Namun masyarakat Taiwan yang waspada tidak ingin menguji klaim tersebut. BBC berbicara dengan beberapa warga Taiwan yang tinggal dan bekerja di Tiongkok dan mengatakan mereka berencana untuk segera pergi atau sudah pergi. Hanya sedikit yang bersedia diwawancarai secara tercatat; Tidak ada seorang pun yang mau disebutkan namanya.
“Pernyataan apa pun yang Anda buat sekarang mungkin disalahartikan dan Anda mungkin dilaporkan. Bahkan sebelum undang-undang baru ini, Tiongkok mendorong orang untuk melaporkan orang lain,” kata pengusaha tersebut.
Hal ini diumumkan secara resmi minggu lalu ketika pihak berwenang Tiongkok meluncurkan situs web yang mengidentifikasi tokoh-tokoh masyarakat Taiwan yang mereka anggap sebagai separatis “keras kepala”. Situs tersebut menyertakan alamat email di mana orang dapat mengirim “petunjuk dan kejahatan” tentang seseorang yang disebutkan namanya atau seseorang yang mereka curigai.
Para pakar percaya bahwa Beijing berharap untuk meniru keberhasilan undang-undang keamanan nasional Hong Kong, yang menurut mereka penting untuk stabilitas – namun telah menghancurkan gerakan pro-demokrasi di kota itu karena mantan anggota parlemen, aktivis, dan warga biasa yang kritis terhadap pemerintah telah dipenjara. .
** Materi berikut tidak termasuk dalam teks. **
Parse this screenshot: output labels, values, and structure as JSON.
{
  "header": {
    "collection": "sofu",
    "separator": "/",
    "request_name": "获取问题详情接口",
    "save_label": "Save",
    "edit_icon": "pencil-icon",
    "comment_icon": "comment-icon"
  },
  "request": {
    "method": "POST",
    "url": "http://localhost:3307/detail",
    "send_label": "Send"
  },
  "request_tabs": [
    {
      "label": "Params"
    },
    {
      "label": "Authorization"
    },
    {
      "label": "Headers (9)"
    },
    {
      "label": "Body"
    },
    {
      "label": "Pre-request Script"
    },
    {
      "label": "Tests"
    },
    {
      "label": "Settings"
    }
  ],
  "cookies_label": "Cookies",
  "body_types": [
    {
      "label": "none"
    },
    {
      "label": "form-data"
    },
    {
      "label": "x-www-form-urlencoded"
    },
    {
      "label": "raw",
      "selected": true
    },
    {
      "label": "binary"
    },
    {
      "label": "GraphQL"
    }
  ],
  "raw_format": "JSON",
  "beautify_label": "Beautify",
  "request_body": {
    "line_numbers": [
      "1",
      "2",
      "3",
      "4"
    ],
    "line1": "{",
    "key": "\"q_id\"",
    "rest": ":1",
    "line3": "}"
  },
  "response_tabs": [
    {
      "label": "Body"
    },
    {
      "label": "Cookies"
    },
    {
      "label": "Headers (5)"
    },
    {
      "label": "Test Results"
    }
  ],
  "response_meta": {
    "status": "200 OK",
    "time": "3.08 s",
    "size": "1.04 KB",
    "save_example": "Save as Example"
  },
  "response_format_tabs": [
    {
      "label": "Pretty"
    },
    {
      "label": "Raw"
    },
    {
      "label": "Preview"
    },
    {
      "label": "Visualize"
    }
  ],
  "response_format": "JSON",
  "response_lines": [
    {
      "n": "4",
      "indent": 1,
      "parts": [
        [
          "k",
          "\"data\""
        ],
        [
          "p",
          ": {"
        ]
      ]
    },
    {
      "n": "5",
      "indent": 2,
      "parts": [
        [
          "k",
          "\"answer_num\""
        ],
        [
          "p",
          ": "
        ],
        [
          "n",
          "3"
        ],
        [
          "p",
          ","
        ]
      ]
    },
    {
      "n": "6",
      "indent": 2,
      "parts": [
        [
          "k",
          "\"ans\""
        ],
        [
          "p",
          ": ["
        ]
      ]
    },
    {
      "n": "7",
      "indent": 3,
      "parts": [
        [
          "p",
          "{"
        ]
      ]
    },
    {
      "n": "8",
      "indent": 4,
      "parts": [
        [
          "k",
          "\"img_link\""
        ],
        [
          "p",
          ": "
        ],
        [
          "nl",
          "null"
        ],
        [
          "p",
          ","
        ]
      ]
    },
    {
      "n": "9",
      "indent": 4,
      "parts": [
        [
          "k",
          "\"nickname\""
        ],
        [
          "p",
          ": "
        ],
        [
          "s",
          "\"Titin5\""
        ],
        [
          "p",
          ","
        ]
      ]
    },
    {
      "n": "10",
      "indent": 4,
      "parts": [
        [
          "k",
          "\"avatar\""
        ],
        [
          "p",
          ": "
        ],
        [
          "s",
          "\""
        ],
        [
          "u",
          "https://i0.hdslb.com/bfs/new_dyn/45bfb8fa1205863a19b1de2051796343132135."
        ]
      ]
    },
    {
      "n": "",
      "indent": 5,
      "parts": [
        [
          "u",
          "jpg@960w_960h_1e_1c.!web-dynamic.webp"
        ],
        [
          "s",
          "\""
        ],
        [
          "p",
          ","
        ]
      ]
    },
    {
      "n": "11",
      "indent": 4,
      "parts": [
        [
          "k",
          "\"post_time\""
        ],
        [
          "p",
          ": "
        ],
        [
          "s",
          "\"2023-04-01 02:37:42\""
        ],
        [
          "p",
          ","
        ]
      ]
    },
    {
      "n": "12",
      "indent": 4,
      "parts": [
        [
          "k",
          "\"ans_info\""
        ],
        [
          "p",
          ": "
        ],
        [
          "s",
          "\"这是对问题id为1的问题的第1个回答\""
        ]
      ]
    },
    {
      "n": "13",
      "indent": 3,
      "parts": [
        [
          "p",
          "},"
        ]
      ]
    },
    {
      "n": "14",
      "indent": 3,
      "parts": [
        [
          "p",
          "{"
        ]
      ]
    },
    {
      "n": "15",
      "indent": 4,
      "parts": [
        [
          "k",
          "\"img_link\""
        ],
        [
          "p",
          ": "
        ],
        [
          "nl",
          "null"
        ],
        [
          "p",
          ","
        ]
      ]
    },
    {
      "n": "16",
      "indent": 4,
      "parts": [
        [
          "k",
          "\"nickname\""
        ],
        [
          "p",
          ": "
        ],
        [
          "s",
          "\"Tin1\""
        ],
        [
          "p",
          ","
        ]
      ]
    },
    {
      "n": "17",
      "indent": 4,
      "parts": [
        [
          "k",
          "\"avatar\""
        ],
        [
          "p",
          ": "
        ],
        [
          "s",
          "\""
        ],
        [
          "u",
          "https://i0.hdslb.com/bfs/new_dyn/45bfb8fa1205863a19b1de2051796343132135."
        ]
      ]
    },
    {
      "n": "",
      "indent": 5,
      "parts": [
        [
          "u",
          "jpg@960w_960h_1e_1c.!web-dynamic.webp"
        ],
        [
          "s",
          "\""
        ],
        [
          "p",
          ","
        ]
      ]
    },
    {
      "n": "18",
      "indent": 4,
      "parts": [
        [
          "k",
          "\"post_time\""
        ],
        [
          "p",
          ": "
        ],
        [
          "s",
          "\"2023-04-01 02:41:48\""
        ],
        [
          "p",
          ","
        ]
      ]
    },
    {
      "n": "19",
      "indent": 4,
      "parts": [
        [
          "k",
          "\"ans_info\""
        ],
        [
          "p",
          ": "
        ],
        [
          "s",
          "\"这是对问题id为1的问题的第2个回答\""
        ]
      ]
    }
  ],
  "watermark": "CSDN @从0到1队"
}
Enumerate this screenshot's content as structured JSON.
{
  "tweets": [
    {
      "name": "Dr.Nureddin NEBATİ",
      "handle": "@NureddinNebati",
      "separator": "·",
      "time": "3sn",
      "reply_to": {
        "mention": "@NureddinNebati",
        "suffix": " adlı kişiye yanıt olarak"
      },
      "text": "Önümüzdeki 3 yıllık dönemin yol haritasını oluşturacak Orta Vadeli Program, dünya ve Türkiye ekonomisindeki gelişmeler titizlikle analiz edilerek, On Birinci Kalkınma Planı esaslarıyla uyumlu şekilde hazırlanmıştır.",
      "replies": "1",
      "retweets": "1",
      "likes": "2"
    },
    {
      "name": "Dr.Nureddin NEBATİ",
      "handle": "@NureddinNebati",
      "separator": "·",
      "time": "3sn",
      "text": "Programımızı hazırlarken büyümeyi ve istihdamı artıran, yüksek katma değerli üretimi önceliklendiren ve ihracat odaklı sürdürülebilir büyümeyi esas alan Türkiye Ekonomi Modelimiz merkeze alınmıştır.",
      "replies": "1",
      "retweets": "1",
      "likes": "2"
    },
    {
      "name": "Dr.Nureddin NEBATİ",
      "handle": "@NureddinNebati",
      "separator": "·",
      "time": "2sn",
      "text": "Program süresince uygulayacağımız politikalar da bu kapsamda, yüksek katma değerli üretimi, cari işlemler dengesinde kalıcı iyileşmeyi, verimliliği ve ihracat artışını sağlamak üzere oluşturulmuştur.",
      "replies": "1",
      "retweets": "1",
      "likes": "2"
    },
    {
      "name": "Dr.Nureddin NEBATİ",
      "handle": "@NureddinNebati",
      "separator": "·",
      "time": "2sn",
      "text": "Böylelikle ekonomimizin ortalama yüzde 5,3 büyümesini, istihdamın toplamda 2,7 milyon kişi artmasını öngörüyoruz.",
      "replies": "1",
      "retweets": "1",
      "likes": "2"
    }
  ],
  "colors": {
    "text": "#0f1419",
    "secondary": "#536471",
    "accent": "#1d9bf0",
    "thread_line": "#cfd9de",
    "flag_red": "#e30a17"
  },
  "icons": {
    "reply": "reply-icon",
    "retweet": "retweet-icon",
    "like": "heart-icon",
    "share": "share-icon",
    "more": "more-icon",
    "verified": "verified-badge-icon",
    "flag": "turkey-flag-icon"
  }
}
Dengan menjadikan sentimen pro-Taiwan sebagai masalah keamanan nasional, Beijing berharap untuk “memutus hubungan gerakan tersebut dengan dunia luar dan membagi masyarakat di Taiwan antara mereka yang mendukung kemerdekaan Taiwan dan mereka yang tidak,” kata Profesor Chen, seorang sarjana hukum. Di Taiwan Akademisi Sinica.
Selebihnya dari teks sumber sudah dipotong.